GRAT, short for Grantor Retained Annuity Trust, is a type of irrevocable trust that alleviates the tax cost of passing assets to your beneficiaries. When the inevitable comes and you pass, your family may have to pay millions in estate taxes if your assets exceed $11.2 million. A GRAT is there to minimize the taxes by transferring your wealth and avoiding gift and estate taxes.
How does a GRAT work?
A grantor transfers property into an irrevocable trust in exchange for the right to receive fixed payments. A grantor should transfer income producing assets, like real estate or businesses. Essentially the grantor is making a gift of company stock to the GRAT, which is an irrevocable trust that cannot be modified. The grantor in turn receives a steady stream of income from the trust. The grantor would receive an annuity from the trust for a certain number of years. The grantor may choose the numbers of years as long as it is a minimum of two years, as a GRAT cannot be any less.

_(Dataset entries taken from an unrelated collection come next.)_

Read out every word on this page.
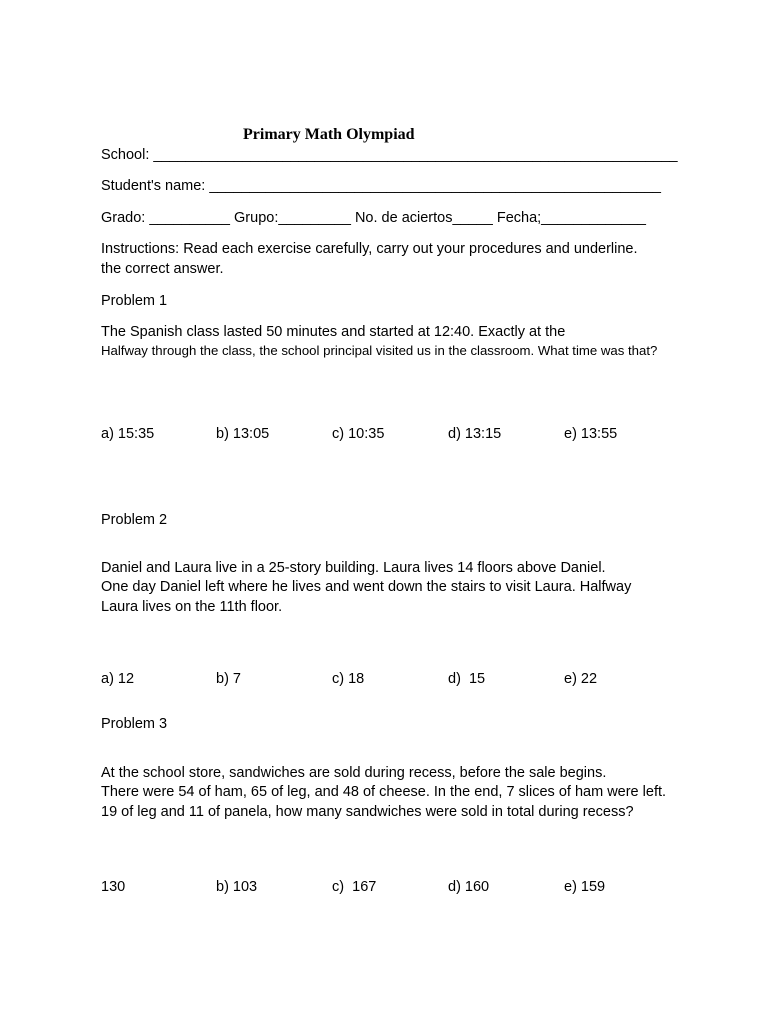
Primary Math Olympiad
School: _________________________________________________________________
Student's name: ________________________________________________________
Grado: __________ Grupo:_________ No. de aciertos_____ Fecha;_____________
Instructions: Read each exercise carefully, carry out your procedures and underline.
the correct answer.
Problem 1
The Spanish class lasted 50 minutes and started at 12:40. Exactly at the
Halfway through the class, the school principal visited us in the classroom. What time was that?
a) 15:35	b) 13:05	c) 10:35	d) 13:15	e) 13:55
Problem 2
Daniel and Laura live in a 25-story building. Laura lives 14 floors above Daniel.
One day Daniel left where he lives and went down the stairs to visit Laura. Halfway
Laura lives on the 11th floor.
a) 12	b) 7	c) 18	d)  15	e) 22
Problem 3
At the school store, sandwiches are sold during recess, before the sale begins.
There were 54 of ham, 65 of leg, and 48 of cheese. In the end, 7 slices of ham were left.
19 of leg and 11 of panela, how many sandwiches were sold in total during recess?
130	b) 103	c)  167	d) 160	e) 159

The annuity that the grantor receives is a fixed dollar amount that does not fluctuate. The annuity is usually received annually but can be made more frequently if the grantor would like. During the term you designate in your GRAT, you control your assets and receive annuity payments. At the end of the specified time, any remaining value in the trust is passed on to a beneficiary of the trust as a gift. The beneficiaries are usually the grantor’s children or grandchild, but they do not have to be. Once the GRAT term ends, the remaining property in the trust passes to the beneficiaries and will not be included in your estate.
How is a GRAT beneficial?
GRAT is beneficial because when transferring your assets to the trust you will not have to pay a gift tax if it is structured correctly. The moment you transfer your assets to the GRAT it will cause a gift tax event; however, you will not have to pay taxes on the value of the assets you transferred into the GRAT. Instead, the gift is reduced by the value of the grantor’s retained annuity interest, which should equal the fair market value of the assets if done correctly. Thus, the difference between the fair market value of the assets and the annuity interest should equal zero and no gift tax will be applied when transferring your assets.
Additionally, at the end of the GRAT term, the remaining value in the trust is passed to your beneficiaries, and not included in your estate. Therefore, your estate assets are reduced, allowing your beneficiaries to pay less estate taxes once you pass.
There is a catch when it comes to a GRAT. If the grantor dies before the GRAT term is over, the entire value can be included in the estate, increasing the amount of estate tax your beneficiaries will have to pay. However, this may be avoided by creating a shorter GRAT term so that the grantor can survive the GRAT.